New York City Transit president Andy Byford considers accessibility to be one of his four core pillars of service for the agency.
“My mobility-impaired customers should not face a lottery of, ‘Will my machine be available for me at my local station, or not?’ That’s unacceptable,” he said.
Last month, Byford announced that he would be pursuing studies on the feasibility and cost of making the remainder of the subway system ADA accessible. This year, 150 stations will be surveyed, with the remainder being studied next year, he said.
In the meantime, he’s working to put together “bespoke action plans” to tackle elevator outages and better communicate those outages to riders. Boosting staffing, he said, will be key to improving availability.
“We’ve been working in the union on that in order to not only attract trainees and apprentices but, critically, to retain them,” Byford said. “Because it breaks my heart to see us basically become a training school for people to then waltz off to go work for some fancy private building for more money. Why should we do that? It’s taxpayer dollars.”

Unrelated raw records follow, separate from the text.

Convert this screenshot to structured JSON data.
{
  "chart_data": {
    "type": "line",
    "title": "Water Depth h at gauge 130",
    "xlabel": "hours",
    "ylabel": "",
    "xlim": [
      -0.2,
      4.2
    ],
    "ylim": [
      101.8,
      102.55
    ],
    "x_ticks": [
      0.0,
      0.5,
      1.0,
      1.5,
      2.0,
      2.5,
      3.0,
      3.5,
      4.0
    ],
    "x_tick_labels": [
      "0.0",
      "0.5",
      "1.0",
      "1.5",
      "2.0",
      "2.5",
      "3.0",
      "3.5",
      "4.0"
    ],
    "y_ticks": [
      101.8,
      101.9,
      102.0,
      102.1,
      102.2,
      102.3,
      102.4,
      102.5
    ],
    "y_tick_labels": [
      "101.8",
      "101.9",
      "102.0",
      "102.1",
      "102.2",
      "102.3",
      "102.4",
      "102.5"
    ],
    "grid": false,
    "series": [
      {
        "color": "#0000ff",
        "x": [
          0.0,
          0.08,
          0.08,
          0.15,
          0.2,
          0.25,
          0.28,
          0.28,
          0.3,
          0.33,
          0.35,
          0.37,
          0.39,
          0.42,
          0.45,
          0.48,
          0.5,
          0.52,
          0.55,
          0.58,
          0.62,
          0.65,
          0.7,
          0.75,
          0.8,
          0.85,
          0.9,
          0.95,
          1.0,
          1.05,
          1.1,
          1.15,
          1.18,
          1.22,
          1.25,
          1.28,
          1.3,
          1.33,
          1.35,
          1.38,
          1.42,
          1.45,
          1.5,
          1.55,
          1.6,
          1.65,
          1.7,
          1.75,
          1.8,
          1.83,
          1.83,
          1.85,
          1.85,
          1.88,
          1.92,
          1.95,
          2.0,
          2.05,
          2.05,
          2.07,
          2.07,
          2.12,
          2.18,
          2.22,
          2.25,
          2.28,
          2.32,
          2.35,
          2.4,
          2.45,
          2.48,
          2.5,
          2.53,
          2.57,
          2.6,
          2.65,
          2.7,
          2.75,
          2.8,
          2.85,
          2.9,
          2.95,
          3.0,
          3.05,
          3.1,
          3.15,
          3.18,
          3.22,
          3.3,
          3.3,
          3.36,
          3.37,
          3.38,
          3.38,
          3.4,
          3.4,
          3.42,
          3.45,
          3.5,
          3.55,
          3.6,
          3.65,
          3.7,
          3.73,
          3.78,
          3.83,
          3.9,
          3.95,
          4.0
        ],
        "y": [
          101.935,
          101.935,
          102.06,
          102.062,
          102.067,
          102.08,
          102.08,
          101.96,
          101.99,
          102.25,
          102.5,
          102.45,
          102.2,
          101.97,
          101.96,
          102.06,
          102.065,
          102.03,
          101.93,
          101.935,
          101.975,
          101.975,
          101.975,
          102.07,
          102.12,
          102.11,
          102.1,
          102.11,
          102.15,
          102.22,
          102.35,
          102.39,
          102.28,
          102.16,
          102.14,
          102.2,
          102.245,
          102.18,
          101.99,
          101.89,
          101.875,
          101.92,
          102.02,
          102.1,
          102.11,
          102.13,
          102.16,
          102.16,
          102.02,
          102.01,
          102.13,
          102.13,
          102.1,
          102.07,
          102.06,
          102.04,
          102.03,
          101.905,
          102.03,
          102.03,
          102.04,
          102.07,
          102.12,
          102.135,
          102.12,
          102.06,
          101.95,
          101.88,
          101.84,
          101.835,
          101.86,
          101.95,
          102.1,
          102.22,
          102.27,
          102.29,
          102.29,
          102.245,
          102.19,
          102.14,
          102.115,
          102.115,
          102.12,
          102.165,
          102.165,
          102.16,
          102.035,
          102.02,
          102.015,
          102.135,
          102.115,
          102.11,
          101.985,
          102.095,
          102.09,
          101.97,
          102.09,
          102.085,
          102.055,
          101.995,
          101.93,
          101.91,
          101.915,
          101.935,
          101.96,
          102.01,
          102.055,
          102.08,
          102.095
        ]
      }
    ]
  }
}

Last year, two lawsuits were filed against the MTA in state and federal courts arguing that the agency discriminates against people with disabilities because of its widespread lack of elevators in the subway system. Oral arguments were heard Monday in New York Supreme Court, where Elizabeth Melas, a wheelchair user from Gravesend, went to rally with advocates beforehand.
“It’s so much trouble. We’re equal citizens to everyone else. Whether they be able-bodied or pregnant, we expect to be treated the same as everyone else,” Melas said, frustrated by what she described as the lack of progress since the ADA passed in 1990. “It’s been 28 years and they haven’t done much.”